Electronic media work both for and against women. They may have the power to reinforce old, regressive attitudes, but they also help to build resistance and necessary alliances among women.

What are your thoughts about the power of cinema in Tamil Nadu? Has Tamil poetry become imprisoned in its over-descriptive (some would call it lazy writing) song culture?

Films have always enjoyed greater public devotion and patronage than perhaps even religion in Tamil Nadu. Poetry has flourished independently of the melodious lyrics in Tamil film songs.

But of late, some New Age Tamil poets have allowed their style to be influenced by cinema, and got caught in a linguistically careless and hackneyed way of expression.

I’m sorry to see this type of Tamil poetry gain credence, and I don’t like it at all.

As someone who examines and writes about belief systems in an academic sphere, would you agree that mythology is being created afresh through southern Indian films like Bahubali ?

Isn’t South India anyway a land full of stories and mythology? What we regard as ‘new’ mythologies are actually constructed from the constituent threads of familiar, old ones.

For example, the trials faced by Bahubali’s female protagonist have echoes of those undergone by Seetha while in exile in Ramayana.
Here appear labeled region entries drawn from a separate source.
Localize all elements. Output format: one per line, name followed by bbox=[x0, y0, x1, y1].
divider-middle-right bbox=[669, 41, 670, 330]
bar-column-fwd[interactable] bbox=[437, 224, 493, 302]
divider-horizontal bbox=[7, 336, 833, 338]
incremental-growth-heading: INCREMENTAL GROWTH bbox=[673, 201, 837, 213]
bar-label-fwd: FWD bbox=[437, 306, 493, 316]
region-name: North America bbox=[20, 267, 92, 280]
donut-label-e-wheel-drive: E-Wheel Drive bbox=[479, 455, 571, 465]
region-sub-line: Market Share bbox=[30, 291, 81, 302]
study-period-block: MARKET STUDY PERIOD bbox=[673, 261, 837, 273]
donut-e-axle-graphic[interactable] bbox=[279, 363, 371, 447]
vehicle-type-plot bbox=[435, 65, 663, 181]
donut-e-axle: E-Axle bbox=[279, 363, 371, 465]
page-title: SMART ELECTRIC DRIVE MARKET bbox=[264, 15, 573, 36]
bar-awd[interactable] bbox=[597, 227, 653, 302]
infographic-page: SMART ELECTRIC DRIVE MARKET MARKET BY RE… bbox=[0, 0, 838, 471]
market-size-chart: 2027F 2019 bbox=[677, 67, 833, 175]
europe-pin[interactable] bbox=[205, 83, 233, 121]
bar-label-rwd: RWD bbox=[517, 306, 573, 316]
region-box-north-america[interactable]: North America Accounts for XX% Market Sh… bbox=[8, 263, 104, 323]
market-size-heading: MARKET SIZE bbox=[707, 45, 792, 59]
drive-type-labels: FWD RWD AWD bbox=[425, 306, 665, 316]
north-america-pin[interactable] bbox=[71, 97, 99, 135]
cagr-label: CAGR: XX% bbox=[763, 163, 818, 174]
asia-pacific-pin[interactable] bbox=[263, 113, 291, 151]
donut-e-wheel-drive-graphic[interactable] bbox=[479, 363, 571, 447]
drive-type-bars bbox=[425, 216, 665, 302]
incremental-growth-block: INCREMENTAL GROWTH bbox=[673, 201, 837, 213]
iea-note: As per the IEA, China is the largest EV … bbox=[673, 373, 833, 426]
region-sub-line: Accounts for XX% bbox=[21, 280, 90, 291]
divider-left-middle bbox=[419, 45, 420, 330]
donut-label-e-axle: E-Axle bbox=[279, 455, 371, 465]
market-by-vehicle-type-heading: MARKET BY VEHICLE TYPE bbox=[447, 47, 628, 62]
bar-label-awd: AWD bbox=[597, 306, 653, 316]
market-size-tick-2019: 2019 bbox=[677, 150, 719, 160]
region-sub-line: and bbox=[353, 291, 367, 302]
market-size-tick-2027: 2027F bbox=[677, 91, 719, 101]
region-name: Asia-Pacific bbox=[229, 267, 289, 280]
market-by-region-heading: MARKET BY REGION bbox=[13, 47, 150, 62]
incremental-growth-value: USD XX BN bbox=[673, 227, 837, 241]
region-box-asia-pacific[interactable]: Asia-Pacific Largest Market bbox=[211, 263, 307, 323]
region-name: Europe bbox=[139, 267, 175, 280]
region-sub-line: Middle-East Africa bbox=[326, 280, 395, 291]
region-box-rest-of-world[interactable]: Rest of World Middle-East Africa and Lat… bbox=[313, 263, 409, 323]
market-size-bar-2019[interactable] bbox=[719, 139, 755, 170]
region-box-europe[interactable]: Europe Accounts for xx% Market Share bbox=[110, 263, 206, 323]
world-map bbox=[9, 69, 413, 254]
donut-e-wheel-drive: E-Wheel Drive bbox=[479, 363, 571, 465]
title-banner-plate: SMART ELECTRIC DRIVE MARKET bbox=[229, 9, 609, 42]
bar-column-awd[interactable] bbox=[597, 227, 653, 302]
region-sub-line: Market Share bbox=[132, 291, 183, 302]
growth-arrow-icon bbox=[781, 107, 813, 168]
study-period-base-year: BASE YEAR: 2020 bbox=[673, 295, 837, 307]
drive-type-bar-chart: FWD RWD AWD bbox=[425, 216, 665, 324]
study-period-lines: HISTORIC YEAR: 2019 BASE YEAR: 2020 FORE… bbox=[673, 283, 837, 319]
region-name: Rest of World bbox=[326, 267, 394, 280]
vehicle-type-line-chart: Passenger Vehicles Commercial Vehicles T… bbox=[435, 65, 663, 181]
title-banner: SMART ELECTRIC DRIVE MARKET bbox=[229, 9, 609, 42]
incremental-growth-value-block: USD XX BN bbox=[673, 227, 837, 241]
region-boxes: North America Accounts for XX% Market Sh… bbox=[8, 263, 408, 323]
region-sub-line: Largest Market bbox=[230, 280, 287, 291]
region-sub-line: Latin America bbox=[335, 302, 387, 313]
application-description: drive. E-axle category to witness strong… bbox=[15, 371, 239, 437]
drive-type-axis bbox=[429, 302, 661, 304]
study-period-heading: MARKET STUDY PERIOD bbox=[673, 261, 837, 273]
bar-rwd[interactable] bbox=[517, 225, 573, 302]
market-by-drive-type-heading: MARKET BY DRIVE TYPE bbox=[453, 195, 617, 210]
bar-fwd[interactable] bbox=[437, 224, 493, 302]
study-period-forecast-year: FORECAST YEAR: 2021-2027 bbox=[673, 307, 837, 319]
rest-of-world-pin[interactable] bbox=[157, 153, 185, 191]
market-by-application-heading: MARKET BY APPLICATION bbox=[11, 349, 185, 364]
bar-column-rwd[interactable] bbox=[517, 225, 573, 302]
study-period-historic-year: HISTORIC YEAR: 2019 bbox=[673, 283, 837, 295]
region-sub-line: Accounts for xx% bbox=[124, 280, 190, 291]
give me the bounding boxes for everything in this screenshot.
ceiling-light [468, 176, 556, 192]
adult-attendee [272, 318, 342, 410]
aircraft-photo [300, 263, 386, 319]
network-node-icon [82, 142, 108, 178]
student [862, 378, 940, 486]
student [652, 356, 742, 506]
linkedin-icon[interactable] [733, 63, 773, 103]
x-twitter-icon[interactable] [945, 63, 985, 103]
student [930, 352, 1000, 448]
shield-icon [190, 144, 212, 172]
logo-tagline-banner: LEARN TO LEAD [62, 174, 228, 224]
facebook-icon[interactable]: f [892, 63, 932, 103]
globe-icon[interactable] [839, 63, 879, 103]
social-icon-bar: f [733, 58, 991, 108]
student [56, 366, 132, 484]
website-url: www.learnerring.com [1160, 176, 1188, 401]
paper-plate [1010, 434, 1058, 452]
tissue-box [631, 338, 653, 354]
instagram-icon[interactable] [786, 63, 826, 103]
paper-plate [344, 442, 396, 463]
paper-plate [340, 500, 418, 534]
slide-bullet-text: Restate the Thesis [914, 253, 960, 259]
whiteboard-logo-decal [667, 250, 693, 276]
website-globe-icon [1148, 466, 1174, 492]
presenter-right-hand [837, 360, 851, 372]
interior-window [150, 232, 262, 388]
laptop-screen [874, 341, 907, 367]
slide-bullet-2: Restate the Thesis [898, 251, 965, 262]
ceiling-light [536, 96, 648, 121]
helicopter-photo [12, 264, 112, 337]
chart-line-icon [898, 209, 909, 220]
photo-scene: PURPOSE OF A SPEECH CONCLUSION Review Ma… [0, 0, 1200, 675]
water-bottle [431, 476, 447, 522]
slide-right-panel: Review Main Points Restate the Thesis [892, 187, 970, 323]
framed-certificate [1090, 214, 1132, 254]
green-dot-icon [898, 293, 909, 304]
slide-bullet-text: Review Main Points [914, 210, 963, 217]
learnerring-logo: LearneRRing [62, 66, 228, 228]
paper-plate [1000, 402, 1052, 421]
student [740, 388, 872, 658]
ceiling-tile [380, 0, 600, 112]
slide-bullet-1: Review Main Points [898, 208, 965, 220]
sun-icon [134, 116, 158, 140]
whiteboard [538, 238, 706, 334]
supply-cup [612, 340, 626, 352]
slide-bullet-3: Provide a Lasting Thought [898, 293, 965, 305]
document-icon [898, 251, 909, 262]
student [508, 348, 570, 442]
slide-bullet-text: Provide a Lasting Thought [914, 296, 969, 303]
In the film Arundhathi , the heroine is a composite character drawn from goddesses like Durga and Bagalamukhi.

What is the toughest task that a poet faces in a world impatient for answers?

Poetry cannot solve the social, political and other problems prevalent in the world today. It is very difficult to explain solutions to the public through poems. But poets cannot denigrate or dismiss the people who come looking for answers to them, for this reason. It is difficult.

Who are the poets you look up to?

In English, I love the works of Bertolt Brecht, Charles Bukowski and Nicanor Parra. I am also fond of Pudumaippittan and Atmanam in Tamil.

What are your upcoming projects?

Along with Dr Hiltebeitel, I am working on a manuscript on the cult of Draupadi in Dharmapuri region. I am also working on another book manuscript based on my PhD dissertation on the goddess Mariyamman, healing of poxes, and smallpox vaccination discourses in the colonial south India.